The RSs avowed aim is to compel the Thai government to dissolve parliament and hold new elections. This did not happen. While the Prime Minister Mr Abhisit did everything short of requesting foreign assistance to restrain his opponents (he declared a state of emergency, lots of cops and troops on the street, hid himself out at an army barracks), he did not panic and give in.
On the other side of the equation the Red Shirts seem to be suffering. Their three leaders seem to have split, there now seems to be a more radical wing of their movement calling for 'communist' ideas, and many of their followers must be disenchanted with the apparent failure of the party. Time, money, man (and a lot of women) power, must have been expended for no apparent gain.

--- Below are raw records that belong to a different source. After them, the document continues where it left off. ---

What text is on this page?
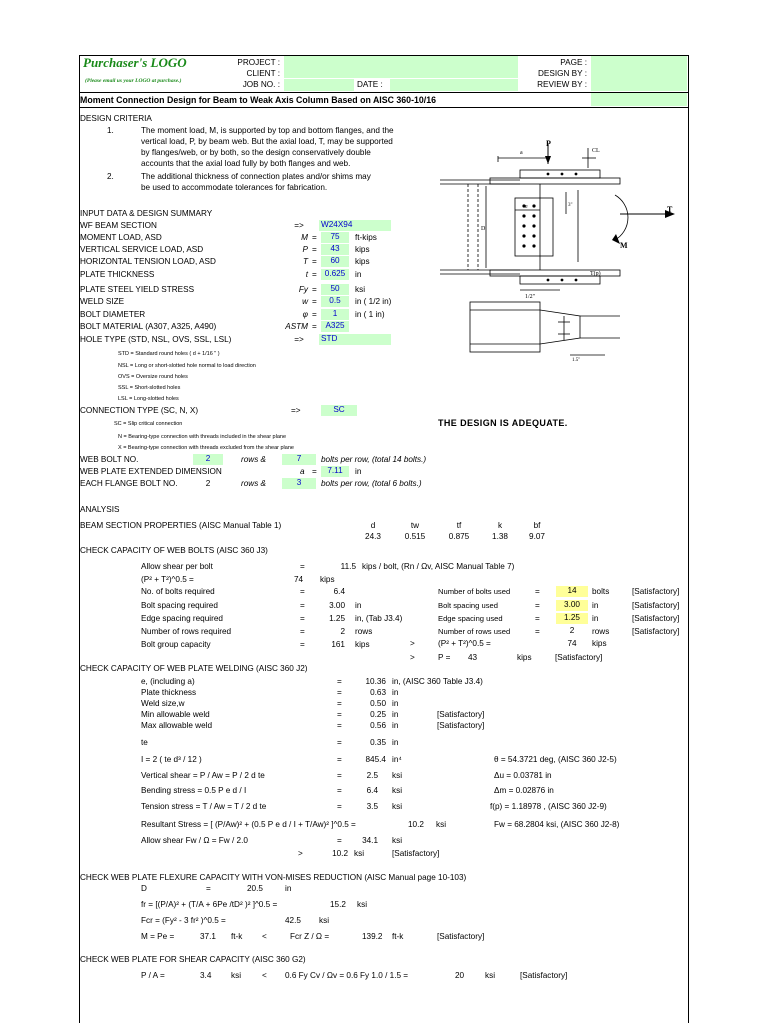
Purchaser's LOGO
(Please email us your LOGO at purchase.)
PROJECT :
CLIENT :
JOB NO. :	DATE :
PAGE :
DESIGN BY :
REVIEW BY :
Moment Connection Design for Beam to Weak Axis Column Based on AISC 360-10/16
DESIGN CRITERIA
1.	The moment load, M, is supported by top and bottom flanges, and the
vertical load, P, by beam web. But the axial load, T, may be supported
by flanges/web, or by both, so the design conservatively double
accounts that the axial load fully by both flanges and web.
2.	The additional thickness of connection plates and/or shims may
be used to accommodate tolerances for fabrication.
P
T
M
a
e
D
3"
1.5"
1/2"
T(p)
CL
INPUT DATA & DESIGN SUMMARY
WF BEAM SECTION	=>	W24X94
MOMENT LOAD, ASD	M =	75	ft-kips
VERTICAL SERVICE LOAD, ASD	P =	43	kips
HORIZONTAL TENSION LOAD, ASD	T =	60	kips
PLATE THICKNESS	t = 0.625	in
PLATE STEEL YIELD STRESS	Fy =	50	ksi
WELD SIZE	w =	0.5	in ( 1/2 in)
BOLT DIAMETER	φ =	1	in ( 1 in)
BOLT MATERIAL (A307, A325, A490)	ASTM =	A325
HOLE TYPE (STD, NSL, OVS, SSL, LSL)	=>	STD
STD = Standard round holes ( d + 1/16 " )
NSL = Long or short-slotted hole normal to load direction
OVS = Oversize round holes
SSL = Short-slotted holes
LSL = Long-slotted holes
CONNECTION TYPE (SC, N, X)	=>	SC
SC = Slip critical connection
N = Bearing-type connection with threads included in the shear plane
X = Bearing-type connection with threads excluded from the shear plane
THE DESIGN IS ADEQUATE.
WEB BOLT NO.	2	rows &	7	bolts per row, (total 14 bolts.)
WEB PLATE EXTENDED DIMENSION	a =	7.11	in
EACH FLANGE BOLT NO.	2	rows &	3	bolts per row, (total 6 bolts.)
ANALYSIS
BEAM SECTION PROPERTIES (AISC Manual Table 1)	d	tw	tf	k	bf
24.3	0.515	0.875	1.38	9.07
CHECK CAPACITY OF WEB BOLTS (AISC 360 J3)
Allow shear per bolt	=	11.5 kips / bolt, (Rn / Ωv, AISC Manual Table 7)
(P² + T²)^0.5 =	74 kips
No. of bolts required	=	6.4
Bolt spacing required	=	3.00 in
Edge spacing required	=	1.25 in, (Tab J3.4)
Number of rows required	=	2 rows
Bolt group capacity	=	161 kips
Number of bolts used	=	14	bolts	[Satisfactory]
Bolt spacing used	=	3.00	in	[Satisfactory]
Edge spacing used	=	1.25	in	[Satisfactory]
Number of rows used	=	2	rows	[Satisfactory]
>	(P² + T²)^0.5 =	74	kips
>	P = 43	kips	[Satisfactory]
CHECK CAPACITY OF WEB PLATE WELDING (AISC 360 J2)
e, (including a)	=	10.36 in, (AISC 360 Table J3.4)
Plate thickness	=	0.63 in
Weld size,w	=	0.50 in
Min allowable weld	=	0.25 in	[Satisfactory]
Max allowable weld	=	0.56 in	[Satisfactory]
te	=	0.35 in
I = 2 ( te d³ / 12 )	=	845.4 in⁴
Vertical shear = P / Aw = P / 2 d te	=	2.5 ksi
Bending stress = 0.5 P e d / I	=	6.4 ksi
Tension stress = T / Aw = T / 2 d te	=	3.5 ksi
Resultant Stress = [ (P/Aw)² + (0.5 P e d / I + T/Aw)² ]^0.5 =	10.2 ksi
Allow shear Fw / Ω = Fw / 2.0	=	34.1 ksi
>	10.2 ksi	[Satisfactory]
θ = 54.3721 deg, (AISC 360 J2-5)
Δu = 0.03781 in
Δm = 0.02876 in
f(p) = 1.18978 , (AISC 360 J2-9)
Fw = 68.2804 ksi, (AISC 360 J2-8)
CHECK WEB PLATE FLEXURE CAPACITY WITH VON-MISES REDUCTION (AISC Manual page 10-103)
D	=	20.5	in
fr = [(P/A)² + (T/A + 6Pe /tD² )² ]^0.5 =	15.2 ksi
Fcr = (Fy² - 3 fr² )^0.5 =	42.5 ksi
M = Pe =	37.1 ft-k <	Fcr Z / Ω =	139.2 ft-k	[Satisfactory]
CHECK WEB PLATE FOR SHEAR CAPACITY (AISC 360 G2)
P / A =	3.4 ksi	< 0.6 Fy Cv / Ωv = 0.6 Fy 1.0 / 1.5 =	20	ksi	[Satisfactory]
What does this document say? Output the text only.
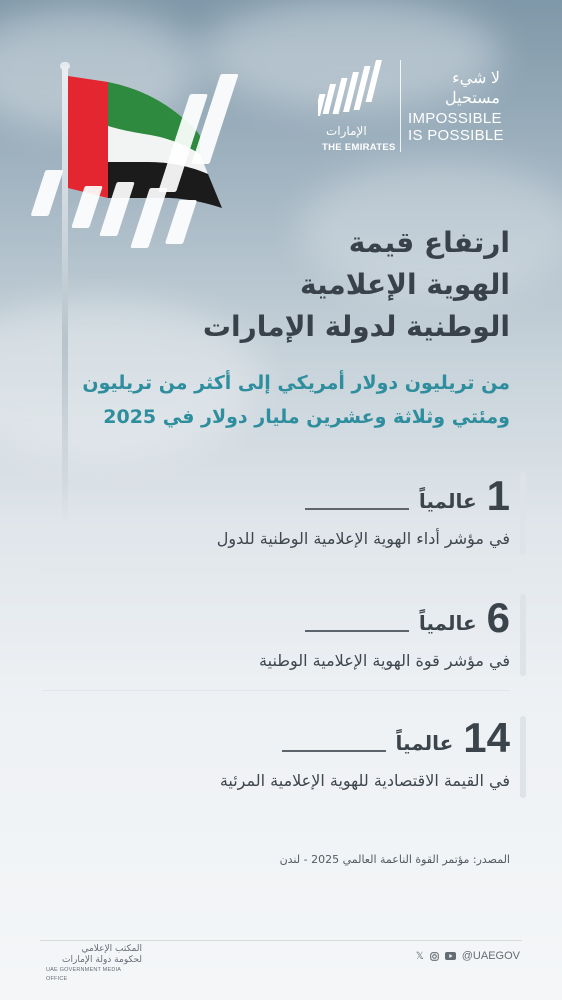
الإمارات
THE EMIRATES
لا شيء
مستحيل
IMPOSSIBLE
IS POSSIBLE
ارتفاع قيمة
الهوية الإعلامية
الوطنية لدولة الإمارات
من تريليون دولار أمريكي إلى أكثر من تريليون
ومئتي وثلاثة وعشرين مليار دولار في 2025
1
عالمياً
في مؤشر أداء الهوية الإعلامية الوطنية للدول
6
عالمياً
في مؤشر قوة الهوية الإعلامية الوطنية
14
عالمياً
في القيمة الاقتصادية للهوية الإعلامية المرئية
المصدر: مؤتمر القوة الناعمة العالمي 2025 - لندن
المكتب الإعلامي
لحكومة دولة الإمارات
UAE GOVERNMENT MEDIA OFFICE
𝕏	@UAEGOV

Right now (the evening of the 19th March) the Red Shirts in Bangkok are down to ten to twenty thousand tired people. Their immediate future is to turn around and start the long journey home. I wish them good luck.
However, what are the longer term perspectives? There is still that emergent class awareness held by the poorer but now better educated and more aware rural working people. There is still that perception that Bangkok calls the shots while the provinces do the work. The result of the protest did not change this underlying reality which prompted the protest in the first place. Unless the issue of the relationship between the workers in the provinces and Bangkok is settled, Thailand will continue to experience ongoing political stability.
Myself? Back in Pattaya, again, tired, and ready to sleep. Good night to all.